Keeping Real Estate Investing Simple

Real estate investing can be a sure way to wealth as long as you make sure that you are not getting overextended. Real estate returns on investment have remained higher than stock market returns year after year despite the recession. Another great thing about real estate investments is that even if you are upside down on an investment that investment can still pay you steady monthly income. Real estate is virtually the only investment in which other people pay off your principle.

As good as all of this sounds you still must realize that there is risk involved in any investment scheme and anyone who tells you differently is attempting to pull the wool over your eyes. What you can do to make sure that you are taking as calculated a risk as possible is do your research and run all of your numbers.

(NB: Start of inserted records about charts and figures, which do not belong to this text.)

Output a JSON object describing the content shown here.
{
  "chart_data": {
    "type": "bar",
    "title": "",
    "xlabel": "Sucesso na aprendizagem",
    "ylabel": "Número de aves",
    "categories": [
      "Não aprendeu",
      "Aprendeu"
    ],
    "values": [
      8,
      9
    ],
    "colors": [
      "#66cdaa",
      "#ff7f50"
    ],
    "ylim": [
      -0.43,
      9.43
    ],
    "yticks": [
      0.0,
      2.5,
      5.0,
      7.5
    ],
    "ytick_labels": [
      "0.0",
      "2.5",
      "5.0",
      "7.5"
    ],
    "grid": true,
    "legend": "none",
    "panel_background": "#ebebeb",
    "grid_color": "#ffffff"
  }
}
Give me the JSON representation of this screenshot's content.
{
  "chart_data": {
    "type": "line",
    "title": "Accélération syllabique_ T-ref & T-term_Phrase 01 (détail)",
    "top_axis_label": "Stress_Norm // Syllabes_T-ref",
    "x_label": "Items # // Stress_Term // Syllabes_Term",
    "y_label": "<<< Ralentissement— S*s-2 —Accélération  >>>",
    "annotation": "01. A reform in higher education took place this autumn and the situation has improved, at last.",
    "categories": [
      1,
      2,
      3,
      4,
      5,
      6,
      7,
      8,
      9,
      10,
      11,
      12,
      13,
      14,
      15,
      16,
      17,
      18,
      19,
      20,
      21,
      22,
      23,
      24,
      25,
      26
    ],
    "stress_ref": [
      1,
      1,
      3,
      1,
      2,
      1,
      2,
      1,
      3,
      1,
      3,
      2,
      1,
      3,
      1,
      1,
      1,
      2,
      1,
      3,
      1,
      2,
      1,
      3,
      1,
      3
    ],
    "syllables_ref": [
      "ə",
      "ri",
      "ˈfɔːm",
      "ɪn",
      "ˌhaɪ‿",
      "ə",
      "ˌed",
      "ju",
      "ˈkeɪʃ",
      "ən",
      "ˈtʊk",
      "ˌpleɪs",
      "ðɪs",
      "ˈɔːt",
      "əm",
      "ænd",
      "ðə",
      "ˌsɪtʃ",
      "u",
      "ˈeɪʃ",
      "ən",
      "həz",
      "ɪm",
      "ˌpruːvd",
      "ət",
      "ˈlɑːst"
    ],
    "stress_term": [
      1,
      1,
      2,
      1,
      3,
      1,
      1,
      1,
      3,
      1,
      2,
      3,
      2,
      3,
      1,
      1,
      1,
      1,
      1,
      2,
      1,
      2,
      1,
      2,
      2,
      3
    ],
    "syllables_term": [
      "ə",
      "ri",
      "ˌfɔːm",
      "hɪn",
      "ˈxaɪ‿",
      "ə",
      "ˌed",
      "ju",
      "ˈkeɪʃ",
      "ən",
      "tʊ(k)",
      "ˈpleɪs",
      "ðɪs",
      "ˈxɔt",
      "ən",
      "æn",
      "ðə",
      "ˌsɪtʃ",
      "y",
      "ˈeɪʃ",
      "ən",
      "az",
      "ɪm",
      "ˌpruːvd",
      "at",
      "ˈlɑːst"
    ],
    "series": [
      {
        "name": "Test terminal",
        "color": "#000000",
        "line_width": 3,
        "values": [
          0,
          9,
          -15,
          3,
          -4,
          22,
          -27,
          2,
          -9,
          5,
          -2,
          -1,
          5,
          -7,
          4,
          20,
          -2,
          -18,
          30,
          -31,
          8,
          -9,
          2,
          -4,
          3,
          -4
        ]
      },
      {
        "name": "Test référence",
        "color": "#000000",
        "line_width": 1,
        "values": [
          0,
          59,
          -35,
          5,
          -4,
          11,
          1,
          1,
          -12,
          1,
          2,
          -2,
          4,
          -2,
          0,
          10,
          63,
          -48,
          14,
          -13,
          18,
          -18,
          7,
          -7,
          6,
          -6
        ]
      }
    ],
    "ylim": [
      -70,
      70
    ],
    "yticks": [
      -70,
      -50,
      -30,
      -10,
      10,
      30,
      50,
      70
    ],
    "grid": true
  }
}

This is a business where details matter. If you are not the type that puts much stock into analyzing details you may want to find another avenue to wealth. I believe in keeping things simple and in this case that means, make your money when you buy. This essentially means do your math and make sure that barring any wild market fluctuations you could easily get rid of your property at a profit.

The first step is to find a good property and make sure that it is financially feasible. If you had zero income off of this property would you be able to stay afloat for at least six months? Too many people have jumped into real estate investment without adequate reserves and been served a harsh dose of reality.

Next, make sure that your monthly income will provide an acceptable amount of cash flow. Your magic number is entirely up to you but it should be positive. Never, let me repeat myself, never, settle for negative cash flow. There are too many good deals out there even in sellers markets to settle for negative cash flow.

Keep these simple tips in mind when analyzing real estate investments and be prepared to walk away from a deal that isn’t as good as it originally seemed.